Brett would stay up late at night, practicing his shot and accuracy. It was still there, he thought, waiting to be found again. When he tried to find old videos on his phone, he realized his entire history was wiped off the internet. “First, they take the Beatles in that kooky movie, and now my NHL history!” Hull was furious, but then he bucked down and got to work. 100 shots at night, 200 during the day.
He realized that in order to complete this comeback at the age of 54, the alcohol consumption had to go down and so did his calorie intake. But the cooks in the village disagreed and even said, “Heavy Hull equals heavy shot!” Hull became disgruntled yet obliged, feeding half of his portion to the village dog.

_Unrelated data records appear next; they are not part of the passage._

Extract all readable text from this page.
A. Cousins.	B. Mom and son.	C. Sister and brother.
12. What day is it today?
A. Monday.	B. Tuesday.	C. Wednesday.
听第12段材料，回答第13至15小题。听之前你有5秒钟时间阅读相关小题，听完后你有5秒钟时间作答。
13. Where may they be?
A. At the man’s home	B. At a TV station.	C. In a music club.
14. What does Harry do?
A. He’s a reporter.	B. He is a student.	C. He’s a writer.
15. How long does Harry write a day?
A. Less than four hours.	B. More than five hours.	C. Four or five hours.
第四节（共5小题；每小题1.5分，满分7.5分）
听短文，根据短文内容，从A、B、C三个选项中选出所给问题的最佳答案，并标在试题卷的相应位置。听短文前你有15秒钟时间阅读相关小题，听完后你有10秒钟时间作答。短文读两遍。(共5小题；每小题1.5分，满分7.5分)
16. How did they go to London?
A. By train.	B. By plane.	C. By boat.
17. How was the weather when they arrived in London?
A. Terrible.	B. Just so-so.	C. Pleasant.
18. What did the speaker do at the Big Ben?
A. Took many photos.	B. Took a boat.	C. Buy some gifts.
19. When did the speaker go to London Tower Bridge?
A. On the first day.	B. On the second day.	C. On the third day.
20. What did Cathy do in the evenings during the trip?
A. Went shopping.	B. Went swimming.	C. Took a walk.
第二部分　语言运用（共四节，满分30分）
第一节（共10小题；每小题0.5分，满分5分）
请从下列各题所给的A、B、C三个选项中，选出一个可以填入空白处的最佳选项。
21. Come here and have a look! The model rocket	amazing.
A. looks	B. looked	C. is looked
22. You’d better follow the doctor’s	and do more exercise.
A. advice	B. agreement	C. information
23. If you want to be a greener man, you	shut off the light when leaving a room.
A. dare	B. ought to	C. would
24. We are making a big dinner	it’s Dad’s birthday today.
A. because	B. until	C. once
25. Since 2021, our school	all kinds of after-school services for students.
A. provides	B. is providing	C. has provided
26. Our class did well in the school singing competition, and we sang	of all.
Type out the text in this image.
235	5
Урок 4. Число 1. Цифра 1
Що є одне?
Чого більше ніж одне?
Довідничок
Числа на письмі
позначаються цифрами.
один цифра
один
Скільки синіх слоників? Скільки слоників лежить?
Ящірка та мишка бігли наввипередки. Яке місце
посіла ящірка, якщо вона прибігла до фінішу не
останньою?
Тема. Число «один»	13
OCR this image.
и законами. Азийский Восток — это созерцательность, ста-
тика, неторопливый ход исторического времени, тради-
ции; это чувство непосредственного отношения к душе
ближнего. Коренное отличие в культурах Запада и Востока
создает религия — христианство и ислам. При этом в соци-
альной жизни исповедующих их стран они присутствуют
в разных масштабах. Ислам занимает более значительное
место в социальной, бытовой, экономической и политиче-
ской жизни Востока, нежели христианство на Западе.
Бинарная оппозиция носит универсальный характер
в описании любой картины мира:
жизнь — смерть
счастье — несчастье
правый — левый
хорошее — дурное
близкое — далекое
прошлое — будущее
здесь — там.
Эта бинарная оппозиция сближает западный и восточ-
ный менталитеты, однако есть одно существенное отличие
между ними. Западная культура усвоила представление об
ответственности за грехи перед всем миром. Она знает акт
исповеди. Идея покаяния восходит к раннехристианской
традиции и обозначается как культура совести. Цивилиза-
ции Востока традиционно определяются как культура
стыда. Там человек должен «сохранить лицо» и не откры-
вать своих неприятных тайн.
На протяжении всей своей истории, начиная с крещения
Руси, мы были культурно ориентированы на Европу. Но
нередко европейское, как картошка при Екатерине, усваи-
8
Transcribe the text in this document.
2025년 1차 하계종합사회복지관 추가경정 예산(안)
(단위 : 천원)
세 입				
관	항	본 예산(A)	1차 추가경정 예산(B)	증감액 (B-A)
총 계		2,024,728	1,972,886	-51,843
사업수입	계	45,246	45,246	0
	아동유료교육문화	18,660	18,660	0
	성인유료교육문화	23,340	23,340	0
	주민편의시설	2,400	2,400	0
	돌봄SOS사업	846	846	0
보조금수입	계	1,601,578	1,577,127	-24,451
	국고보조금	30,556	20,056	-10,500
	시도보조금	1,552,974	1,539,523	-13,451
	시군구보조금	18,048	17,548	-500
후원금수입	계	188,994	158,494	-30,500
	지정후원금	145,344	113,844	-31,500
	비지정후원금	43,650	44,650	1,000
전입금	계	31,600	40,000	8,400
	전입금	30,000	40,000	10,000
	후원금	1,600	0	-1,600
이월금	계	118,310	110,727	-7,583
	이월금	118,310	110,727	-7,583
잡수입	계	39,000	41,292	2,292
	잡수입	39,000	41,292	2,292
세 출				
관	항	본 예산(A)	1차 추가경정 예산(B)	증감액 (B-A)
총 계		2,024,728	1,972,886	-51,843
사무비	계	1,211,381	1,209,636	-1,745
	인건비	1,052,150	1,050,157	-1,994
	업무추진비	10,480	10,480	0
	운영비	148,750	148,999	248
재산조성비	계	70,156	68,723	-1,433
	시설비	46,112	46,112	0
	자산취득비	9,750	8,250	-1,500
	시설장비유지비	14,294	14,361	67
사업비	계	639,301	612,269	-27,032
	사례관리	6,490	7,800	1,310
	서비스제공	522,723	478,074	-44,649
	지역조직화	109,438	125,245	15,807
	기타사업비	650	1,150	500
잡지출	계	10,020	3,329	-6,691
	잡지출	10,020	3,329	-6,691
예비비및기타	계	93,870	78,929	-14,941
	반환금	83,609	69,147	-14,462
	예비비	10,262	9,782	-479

After a few weeks of soul-searching and hard work, Hull impressed the whole village with his shooting. He was pleased with himself and was about ready to go smash a 12-pack of lager when someone said, “Almost as good as Tarasenko.”
Hull lost his mind, and went after the person he thought said it. He ended up taking on three grown men at once, and people started to wince at the thought of the American getting beat up. But Hull ended up kicking their ass instead and even kicked the village mule in the ass after the men were knocked out. “I AM BETTER THAN VLADIMIR! Do you hear me??!! Are you not entertained? I WENT BLUES!”
Suddenly, a face appeared out of the crowd. It was Tarasenko himself. He was the one making those comments all this time. Hull lost it all together, a combination of tears and beer coming out of his ears. When asked what was going on, Tarasenko told Hull why all this happened. “I wanted you to rediscover what it was like to be the greatest, without the image of your past hanging over you. And I also wanted you to prove to yourself that you could win a fight.” The only weird thing was, whenever Tarasenko spoke, he sounded like Morgan Freeman.
Confused yet alert, Hull understood. Apparently Tarasenko and friends had found a way to redirect the internet signal that went towards that village, thus erasing all of Hull’s highlights and records. Once restored, Tarasenko took it upon himself to show everything there the details of Hull’s greatness.
Hull smiled, grabbed Tank, and whispered to him, “You little bastard! I really thought I was stuck in the Twilight Zone.” Tarasenko plainly added, “No, Brett. You basically went Blues.”
A plane picked up the two men and took them back to St. Louis. When the plane landed and Hull exited, he turned around towards Tarasenko and asked, “Now that I got the groove back, we should head to the rink and see who is better after all.” Tarasenko smiled generously and said, “Forget it. I am way better than you these days. You would lose.”
“Bullshit,” Hull replied. “Let’s go right now. Two sticks, one net, 10 pucks, and 12 beers.”
So, off they went to the rink to see who was the greatest. No one knows who actually did win. It’s a secret according to my source. Some say Tarasenko drank more beer but Hull was more accurate. Some suggest the stories change every day.
All I can tell you for sure is that this is all made up and Happy April Fools, ladies and gentlemen.
In these chaotic yet revealing times, my goal here was simply to take your mind off the real issues and maybe make you laugh. If not, scroll on and thanks for reading all of it in order to find out if this was worth roasting or not.